Also, there were Conference Championship medals on the line too. I'd taken first place all year, and it'd be a shame to not medal on both boards just by losing this one meet on the 1-meter. These results also affect "Athlete of the Year" and even "Coach of the Year".
In retrospect, it was good I didn't realize there were still so many things at stake. And with that, the meet began.
At yesterday's meet, I was the second diver. It was nice going second. Today I was the 13th diver to go. I waited my turn. I watched out of the corner of my eye Aaron Garcia take his turn on the board. He was 11th. I talked with Jose as Aaron took his turn. He did great. I'd beat him yesterday, but I do think he's a better diver than I am. I listened to Jose give me the last reminders before approaching the board for my first dive.
"Keep your head up. Ride the board and take it up," Jose said.
Esteban Martinez was next. As he entered the water, I walked up to the board.
"Alex Mackey, 203C. Back one and one-half tuck," Corey called out into the microphone.
I walked to the end of the board. I wasn't nervous until I got to the edge of the board. This dive was still a little sketchy. I took a deep breath in and exhaled as my arms went up, circled around and I jumped the dive up into the air. I hurled my legs towards my face into a tuck and spun as quickly as I could, Still unable to spot where to come out, I 'felt' about where it should be, kicked out as strong as I could and entered the water. The dive was okay, not great, not terrible. I got a 4 on the low end and a 5.5 on the high side. I was good with that. It would've been nice to get 6's, but that would've been lucky.
My next dive is my sketchiest. I failed this one on 3-meter the week prior. And I'd had problems getting it consistent over the past week. But by the end of the week, I was able to hit it about 70% of the time. It wasn't always pretty, but I could at least put it in.
"Alex Mackey, 303C," Corey called out. "Reverse one and one-half tuck. Degree of difficulty, 2.1," he continued.
I set the fulcrum between the seven and the eight. I positioned my feet about 12 inches from the back of the board. I took my four steps to arrive at just the right spot on the board. I threw the dive up and before I even left the board, I hucked myself back as hard as I could. I grabbed my legs, spun around and entered the water like a scorpion. It was a crappy dive. I threw it back, I didn't take it up and my entry was horrible. My scores ranged between 3 and 4. Lame.

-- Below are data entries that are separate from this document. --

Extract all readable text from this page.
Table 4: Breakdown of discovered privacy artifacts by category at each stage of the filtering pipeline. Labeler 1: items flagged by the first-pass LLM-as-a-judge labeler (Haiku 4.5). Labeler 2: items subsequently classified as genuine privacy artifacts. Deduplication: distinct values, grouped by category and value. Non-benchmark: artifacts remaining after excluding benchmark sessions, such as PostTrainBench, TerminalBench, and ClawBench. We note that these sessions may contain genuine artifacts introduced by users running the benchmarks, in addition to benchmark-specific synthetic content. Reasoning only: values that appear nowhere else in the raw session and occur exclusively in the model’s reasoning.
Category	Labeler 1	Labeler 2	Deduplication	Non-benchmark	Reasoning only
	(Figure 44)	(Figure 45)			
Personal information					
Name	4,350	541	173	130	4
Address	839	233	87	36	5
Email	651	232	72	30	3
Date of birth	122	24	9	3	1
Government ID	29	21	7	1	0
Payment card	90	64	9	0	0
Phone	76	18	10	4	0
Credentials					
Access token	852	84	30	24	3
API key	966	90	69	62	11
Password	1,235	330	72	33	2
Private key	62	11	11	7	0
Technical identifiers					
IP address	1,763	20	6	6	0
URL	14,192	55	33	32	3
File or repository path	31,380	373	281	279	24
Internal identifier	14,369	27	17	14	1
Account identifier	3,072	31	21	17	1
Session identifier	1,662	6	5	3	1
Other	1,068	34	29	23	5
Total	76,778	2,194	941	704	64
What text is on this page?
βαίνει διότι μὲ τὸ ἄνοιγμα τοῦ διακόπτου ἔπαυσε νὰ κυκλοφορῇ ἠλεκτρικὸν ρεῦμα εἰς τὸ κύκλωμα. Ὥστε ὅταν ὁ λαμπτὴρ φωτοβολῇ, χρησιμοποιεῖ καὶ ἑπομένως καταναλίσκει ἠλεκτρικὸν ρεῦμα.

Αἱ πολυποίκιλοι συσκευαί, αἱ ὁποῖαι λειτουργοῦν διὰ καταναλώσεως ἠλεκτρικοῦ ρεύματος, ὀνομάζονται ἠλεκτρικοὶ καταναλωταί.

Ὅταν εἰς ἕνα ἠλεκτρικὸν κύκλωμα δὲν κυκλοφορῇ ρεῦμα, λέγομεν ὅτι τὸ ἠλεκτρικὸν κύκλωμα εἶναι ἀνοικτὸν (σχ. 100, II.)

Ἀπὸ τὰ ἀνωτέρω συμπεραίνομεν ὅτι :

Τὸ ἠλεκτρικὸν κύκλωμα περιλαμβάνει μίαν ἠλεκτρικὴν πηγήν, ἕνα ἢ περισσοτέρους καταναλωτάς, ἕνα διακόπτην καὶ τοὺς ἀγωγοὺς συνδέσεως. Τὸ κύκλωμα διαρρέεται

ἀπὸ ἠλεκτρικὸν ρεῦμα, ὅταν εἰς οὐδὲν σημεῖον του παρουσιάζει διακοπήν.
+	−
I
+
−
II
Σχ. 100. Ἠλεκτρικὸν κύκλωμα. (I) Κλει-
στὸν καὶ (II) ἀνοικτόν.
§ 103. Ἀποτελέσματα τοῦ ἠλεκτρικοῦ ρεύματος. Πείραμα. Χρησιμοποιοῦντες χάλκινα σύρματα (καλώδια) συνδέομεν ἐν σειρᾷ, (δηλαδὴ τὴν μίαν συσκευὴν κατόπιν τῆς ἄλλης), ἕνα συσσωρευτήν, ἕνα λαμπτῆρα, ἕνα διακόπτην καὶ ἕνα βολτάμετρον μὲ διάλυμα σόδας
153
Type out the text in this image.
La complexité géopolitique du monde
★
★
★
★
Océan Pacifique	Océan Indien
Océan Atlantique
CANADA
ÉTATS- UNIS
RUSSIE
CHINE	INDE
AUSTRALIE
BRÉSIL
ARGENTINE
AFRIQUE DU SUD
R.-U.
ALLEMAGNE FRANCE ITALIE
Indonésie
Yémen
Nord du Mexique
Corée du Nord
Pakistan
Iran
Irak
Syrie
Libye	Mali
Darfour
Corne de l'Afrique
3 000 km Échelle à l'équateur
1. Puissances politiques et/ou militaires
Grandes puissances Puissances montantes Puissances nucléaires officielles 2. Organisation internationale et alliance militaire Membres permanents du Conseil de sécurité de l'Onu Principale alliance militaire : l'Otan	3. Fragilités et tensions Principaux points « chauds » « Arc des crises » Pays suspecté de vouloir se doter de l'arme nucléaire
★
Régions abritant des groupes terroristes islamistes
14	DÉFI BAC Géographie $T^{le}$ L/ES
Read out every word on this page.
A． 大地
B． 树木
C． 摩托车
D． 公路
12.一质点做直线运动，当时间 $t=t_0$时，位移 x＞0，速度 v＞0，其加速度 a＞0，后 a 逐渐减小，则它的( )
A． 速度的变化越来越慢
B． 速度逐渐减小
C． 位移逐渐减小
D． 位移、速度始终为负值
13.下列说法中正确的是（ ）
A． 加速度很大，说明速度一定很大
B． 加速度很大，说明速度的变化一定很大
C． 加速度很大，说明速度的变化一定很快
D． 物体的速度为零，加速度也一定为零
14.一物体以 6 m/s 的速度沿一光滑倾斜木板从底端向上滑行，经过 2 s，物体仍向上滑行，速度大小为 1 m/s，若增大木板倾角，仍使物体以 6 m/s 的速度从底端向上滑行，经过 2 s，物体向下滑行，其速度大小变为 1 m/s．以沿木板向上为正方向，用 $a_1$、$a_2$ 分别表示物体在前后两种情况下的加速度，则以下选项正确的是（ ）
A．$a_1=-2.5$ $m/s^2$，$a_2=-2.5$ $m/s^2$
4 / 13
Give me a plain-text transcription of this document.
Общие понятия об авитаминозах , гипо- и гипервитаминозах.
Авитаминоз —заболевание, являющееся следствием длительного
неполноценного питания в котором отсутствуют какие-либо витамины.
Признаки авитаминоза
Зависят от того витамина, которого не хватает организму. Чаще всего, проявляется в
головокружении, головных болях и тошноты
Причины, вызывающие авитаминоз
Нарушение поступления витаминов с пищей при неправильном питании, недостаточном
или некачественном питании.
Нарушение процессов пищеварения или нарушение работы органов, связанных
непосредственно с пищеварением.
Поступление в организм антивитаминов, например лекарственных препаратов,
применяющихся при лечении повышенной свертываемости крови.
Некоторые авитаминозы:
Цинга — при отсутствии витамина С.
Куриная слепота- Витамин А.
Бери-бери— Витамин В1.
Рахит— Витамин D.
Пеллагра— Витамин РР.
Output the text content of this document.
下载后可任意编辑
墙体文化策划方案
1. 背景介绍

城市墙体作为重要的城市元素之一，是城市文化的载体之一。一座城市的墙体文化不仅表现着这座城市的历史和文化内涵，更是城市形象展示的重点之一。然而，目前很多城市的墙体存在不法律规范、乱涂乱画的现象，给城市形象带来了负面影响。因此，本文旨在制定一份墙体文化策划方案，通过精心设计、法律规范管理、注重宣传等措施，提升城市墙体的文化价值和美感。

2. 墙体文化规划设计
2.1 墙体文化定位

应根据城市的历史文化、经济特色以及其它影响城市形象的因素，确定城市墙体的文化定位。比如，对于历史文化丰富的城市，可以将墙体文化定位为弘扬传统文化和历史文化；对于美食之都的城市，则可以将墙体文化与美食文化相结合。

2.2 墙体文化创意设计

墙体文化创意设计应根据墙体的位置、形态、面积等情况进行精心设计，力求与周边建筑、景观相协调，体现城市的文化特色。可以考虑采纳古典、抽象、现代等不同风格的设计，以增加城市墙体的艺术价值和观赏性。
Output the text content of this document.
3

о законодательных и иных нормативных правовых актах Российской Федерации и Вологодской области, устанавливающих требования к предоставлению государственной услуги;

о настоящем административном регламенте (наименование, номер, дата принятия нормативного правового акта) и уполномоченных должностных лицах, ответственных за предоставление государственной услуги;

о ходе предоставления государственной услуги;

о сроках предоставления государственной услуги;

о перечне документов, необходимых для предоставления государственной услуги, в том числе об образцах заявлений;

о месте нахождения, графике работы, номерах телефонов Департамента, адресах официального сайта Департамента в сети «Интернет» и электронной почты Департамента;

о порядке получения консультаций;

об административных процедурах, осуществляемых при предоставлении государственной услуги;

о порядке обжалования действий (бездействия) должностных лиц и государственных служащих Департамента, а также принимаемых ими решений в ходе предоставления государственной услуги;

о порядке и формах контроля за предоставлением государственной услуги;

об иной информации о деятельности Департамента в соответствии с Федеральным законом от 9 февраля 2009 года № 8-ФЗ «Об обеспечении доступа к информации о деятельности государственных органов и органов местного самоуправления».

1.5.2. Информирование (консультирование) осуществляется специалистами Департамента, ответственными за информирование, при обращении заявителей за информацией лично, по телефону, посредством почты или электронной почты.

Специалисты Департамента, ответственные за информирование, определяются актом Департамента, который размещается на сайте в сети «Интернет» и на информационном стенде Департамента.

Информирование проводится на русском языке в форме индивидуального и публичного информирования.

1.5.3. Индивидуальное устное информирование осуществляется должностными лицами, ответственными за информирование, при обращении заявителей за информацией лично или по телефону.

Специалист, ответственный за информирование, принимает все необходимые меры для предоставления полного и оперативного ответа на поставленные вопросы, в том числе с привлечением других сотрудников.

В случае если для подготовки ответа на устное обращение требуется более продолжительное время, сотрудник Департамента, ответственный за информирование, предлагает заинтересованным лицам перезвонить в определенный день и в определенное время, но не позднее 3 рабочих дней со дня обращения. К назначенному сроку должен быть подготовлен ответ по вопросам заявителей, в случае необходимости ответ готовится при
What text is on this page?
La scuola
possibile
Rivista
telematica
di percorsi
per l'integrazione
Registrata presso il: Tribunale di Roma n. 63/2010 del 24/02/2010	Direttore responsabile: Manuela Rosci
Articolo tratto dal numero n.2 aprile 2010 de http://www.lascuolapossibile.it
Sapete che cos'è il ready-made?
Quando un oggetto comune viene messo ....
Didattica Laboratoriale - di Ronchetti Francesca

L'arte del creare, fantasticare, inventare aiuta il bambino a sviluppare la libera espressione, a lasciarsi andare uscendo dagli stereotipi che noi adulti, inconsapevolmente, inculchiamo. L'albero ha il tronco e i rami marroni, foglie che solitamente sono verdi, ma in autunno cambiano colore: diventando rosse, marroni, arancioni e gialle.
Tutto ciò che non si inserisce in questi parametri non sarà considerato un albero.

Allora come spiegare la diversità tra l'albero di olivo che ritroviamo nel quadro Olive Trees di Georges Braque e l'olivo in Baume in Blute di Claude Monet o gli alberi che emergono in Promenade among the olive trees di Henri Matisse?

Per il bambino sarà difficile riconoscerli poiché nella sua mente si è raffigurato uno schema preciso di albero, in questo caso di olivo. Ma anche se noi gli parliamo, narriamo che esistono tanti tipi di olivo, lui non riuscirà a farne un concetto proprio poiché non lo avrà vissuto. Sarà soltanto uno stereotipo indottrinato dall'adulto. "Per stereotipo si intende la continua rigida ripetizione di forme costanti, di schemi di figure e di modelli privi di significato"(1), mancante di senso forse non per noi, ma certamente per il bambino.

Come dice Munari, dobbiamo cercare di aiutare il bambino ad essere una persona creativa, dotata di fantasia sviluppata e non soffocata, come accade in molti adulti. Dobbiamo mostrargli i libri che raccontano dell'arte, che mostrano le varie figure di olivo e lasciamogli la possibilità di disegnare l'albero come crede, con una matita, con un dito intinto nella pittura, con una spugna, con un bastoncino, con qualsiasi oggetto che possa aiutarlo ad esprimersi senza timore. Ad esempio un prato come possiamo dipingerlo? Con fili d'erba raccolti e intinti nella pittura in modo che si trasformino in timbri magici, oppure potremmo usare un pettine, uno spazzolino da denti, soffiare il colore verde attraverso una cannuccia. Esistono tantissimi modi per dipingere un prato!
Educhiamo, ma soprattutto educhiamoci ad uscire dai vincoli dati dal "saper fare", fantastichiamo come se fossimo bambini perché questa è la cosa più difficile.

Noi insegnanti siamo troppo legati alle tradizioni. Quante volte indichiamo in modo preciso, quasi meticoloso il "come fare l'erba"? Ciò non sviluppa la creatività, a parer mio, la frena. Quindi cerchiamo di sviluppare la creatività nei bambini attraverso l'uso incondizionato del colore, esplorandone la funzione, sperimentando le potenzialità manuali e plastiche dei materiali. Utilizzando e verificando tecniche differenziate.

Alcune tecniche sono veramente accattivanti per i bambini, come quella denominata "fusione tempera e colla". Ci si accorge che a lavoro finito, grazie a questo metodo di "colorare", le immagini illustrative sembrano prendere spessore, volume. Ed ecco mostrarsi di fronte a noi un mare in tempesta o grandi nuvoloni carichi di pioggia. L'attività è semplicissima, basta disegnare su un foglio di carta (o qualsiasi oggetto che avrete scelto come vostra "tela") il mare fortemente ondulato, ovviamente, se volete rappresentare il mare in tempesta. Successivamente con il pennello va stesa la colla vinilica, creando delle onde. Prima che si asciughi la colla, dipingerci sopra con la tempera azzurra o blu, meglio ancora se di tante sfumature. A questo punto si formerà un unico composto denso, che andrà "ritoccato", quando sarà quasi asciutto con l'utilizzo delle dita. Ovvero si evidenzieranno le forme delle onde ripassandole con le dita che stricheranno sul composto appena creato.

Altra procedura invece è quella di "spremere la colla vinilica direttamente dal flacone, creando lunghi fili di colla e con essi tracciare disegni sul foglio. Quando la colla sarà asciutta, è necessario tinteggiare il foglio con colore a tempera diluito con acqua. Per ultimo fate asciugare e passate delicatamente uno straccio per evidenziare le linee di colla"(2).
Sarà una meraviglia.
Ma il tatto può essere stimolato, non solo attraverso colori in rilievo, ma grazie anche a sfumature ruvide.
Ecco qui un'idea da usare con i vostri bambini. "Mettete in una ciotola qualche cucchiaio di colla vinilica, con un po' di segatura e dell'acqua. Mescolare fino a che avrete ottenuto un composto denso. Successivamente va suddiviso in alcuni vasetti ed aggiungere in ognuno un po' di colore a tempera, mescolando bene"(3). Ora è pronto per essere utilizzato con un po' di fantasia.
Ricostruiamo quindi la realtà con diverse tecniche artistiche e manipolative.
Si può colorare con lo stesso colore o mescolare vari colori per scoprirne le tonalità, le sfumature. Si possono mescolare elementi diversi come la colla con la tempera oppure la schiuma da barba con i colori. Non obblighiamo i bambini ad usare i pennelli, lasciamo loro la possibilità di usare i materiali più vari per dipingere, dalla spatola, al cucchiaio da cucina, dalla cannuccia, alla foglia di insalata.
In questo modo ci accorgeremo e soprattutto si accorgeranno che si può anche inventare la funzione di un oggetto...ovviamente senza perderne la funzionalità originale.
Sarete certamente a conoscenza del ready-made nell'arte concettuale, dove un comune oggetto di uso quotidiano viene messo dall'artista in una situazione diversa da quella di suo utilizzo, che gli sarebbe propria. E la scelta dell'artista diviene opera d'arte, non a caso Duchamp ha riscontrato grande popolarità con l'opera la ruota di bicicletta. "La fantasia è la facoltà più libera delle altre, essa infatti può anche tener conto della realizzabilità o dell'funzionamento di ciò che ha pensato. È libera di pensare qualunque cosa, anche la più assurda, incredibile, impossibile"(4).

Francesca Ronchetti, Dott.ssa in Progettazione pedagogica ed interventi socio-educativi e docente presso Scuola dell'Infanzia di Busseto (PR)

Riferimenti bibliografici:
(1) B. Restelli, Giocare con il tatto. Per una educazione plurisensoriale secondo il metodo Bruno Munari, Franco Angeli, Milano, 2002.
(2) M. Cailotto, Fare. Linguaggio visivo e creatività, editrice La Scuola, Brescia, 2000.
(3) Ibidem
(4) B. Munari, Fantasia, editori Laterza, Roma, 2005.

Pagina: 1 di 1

But the good news...I had made it though my most difficult dives and didn't fail them. I'd at least gotten SOME points for each of them. Now it was time to have some fun.
I watched some of the other divers nail dive after dive after dive. I knew I would not have the same results as yesterday. Top three was very unlikely.
My next dive was the inward 1-1/2. Jose reminded me to stay over the board. Keep my head neutral. I'm not sure I really did either of those things. The dive was short, my hands didn't go in above my head and in reality, it wasn't a great dive. It wasn't terrible, but I got scores that ranged from 4.0 to 5.0.
The meet was half over. I wasn't doing so great, but I had also put my hardest dives first. So things were bound to look up for the back half of the meet.
"Alex Mackey, 103B, forward one and one-half pike," Corey announced.
Earlier in the week, Jose and I decided that we should make a change to my front dive. I was doing a double somersault and my entry was hit or miss. Plus entering on your feet sucks. Aside from all the water going up my nose, it's just not "diving". It feels more like water gymnastics. I'd tried to get a 2-1/2 and I was able to land it on my head, but not open up. I just can't get it around fast enough. So we dialed it back to a 1-1/2. The degree of difficulty drops substantially, but I figured my scores should go up substantially to justify the lower DD.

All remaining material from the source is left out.